16. The system of claim 14, wherein the machine-executable instructions, when executed by the one or more processors to determine the one or more modification actions, further cause the system to:

determine that the voice command corresponds to a modification action associated with at least a corresponding one of the one or more interactive elements; and

for each of the at least corresponding one of the one or more interactive elements:

activate the portal element.

17. The system of claim 15, wherein the machine-executable instructions, when executed by the one or more processors, further cause the system to:

for each activated interactive element of the one or more interactive elements:

alter an appearance of the activated interactive element.

18. The system of claim 15, wherein the machine-executable instructions, when executed by the one or more processors, further cause the system to:

prior to activating the interactive element:

alter an appearance of the interactive element to include a parent element representing a category of modification actions and at least one child element representing at least one of the one or more modification actions.

19. The system of claim 13, wherein the dragging gesture is representative of a movement of one of:

a pointer within the GUI;

a digital pen or stylus in contact with a touch sensitive surface of a display of an electronic device; or

a finger in contact with the touch sensitive surface of the display of the electronic device.

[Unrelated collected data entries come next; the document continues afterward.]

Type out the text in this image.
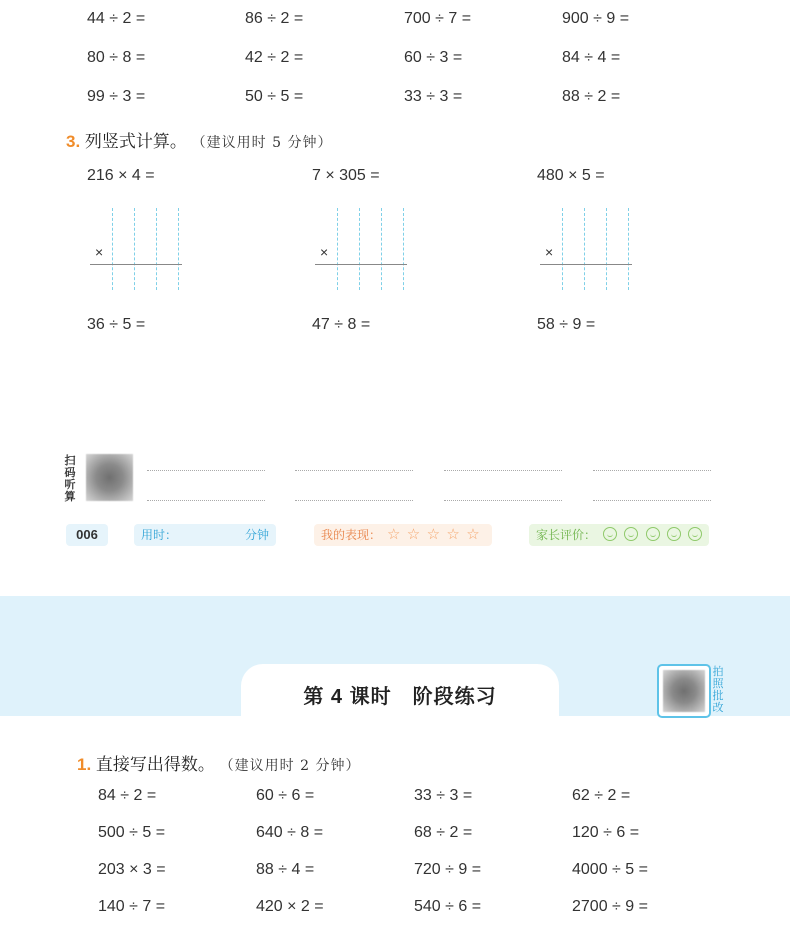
44 ÷ 2 =	86 ÷ 2 =	700 ÷ 7 =	900 ÷ 9 =
80 ÷ 8 =	42 ÷ 2 =	60 ÷ 3 =	84 ÷ 4 =
99 ÷ 3 =	50 ÷ 5 =	33 ÷ 3 =	88 ÷ 2 =
3. 列竖式计算。 （建议用时 5 分钟）
216 × 4 =	7 × 305 =	480 × 5 =
×	×	×
36 ÷ 5 =	47 ÷ 8 =	58 ÷ 9 =
扫码听算
006	用时：	分钟	我的表现： ☆ ☆ ☆ ☆ ☆	家长评价：

第 4 课时　阶段练习
拍照批改
1. 直接写出得数。 （建议用时 2 分钟）
84 ÷ 2 =	60 ÷ 6 =	33 ÷ 3 =	62 ÷ 2 =
500 ÷ 5 =	640 ÷ 8 =	68 ÷ 2 =	120 ÷ 6 =
203 × 3 =	88 ÷ 4 =	720 ÷ 9 =	4000 ÷ 5 =
140 ÷ 7 =	420 × 2 =	540 ÷ 6 =	2700 ÷ 9 =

20. A non-transitory computer-readable medium having machine-executable instructions stored thereon which, when executed by a processor of a device, cause the device to:

in response to detecting an initiation of a dragging gesture for moving a virtual object from a displayed source location within a graphical user interface (GUI) to a displayed destination location within the GUI, enable voice recognition;

receive a voice command for instructing a modification to the virtual object;

determine one or more modification actions for modifying the virtual object, based on the dragging gesture and the voice command; and

in response to detecting a completion of the dragging gesture, place the virtual object, modified using the one or more modification actions, at the displayed destination location.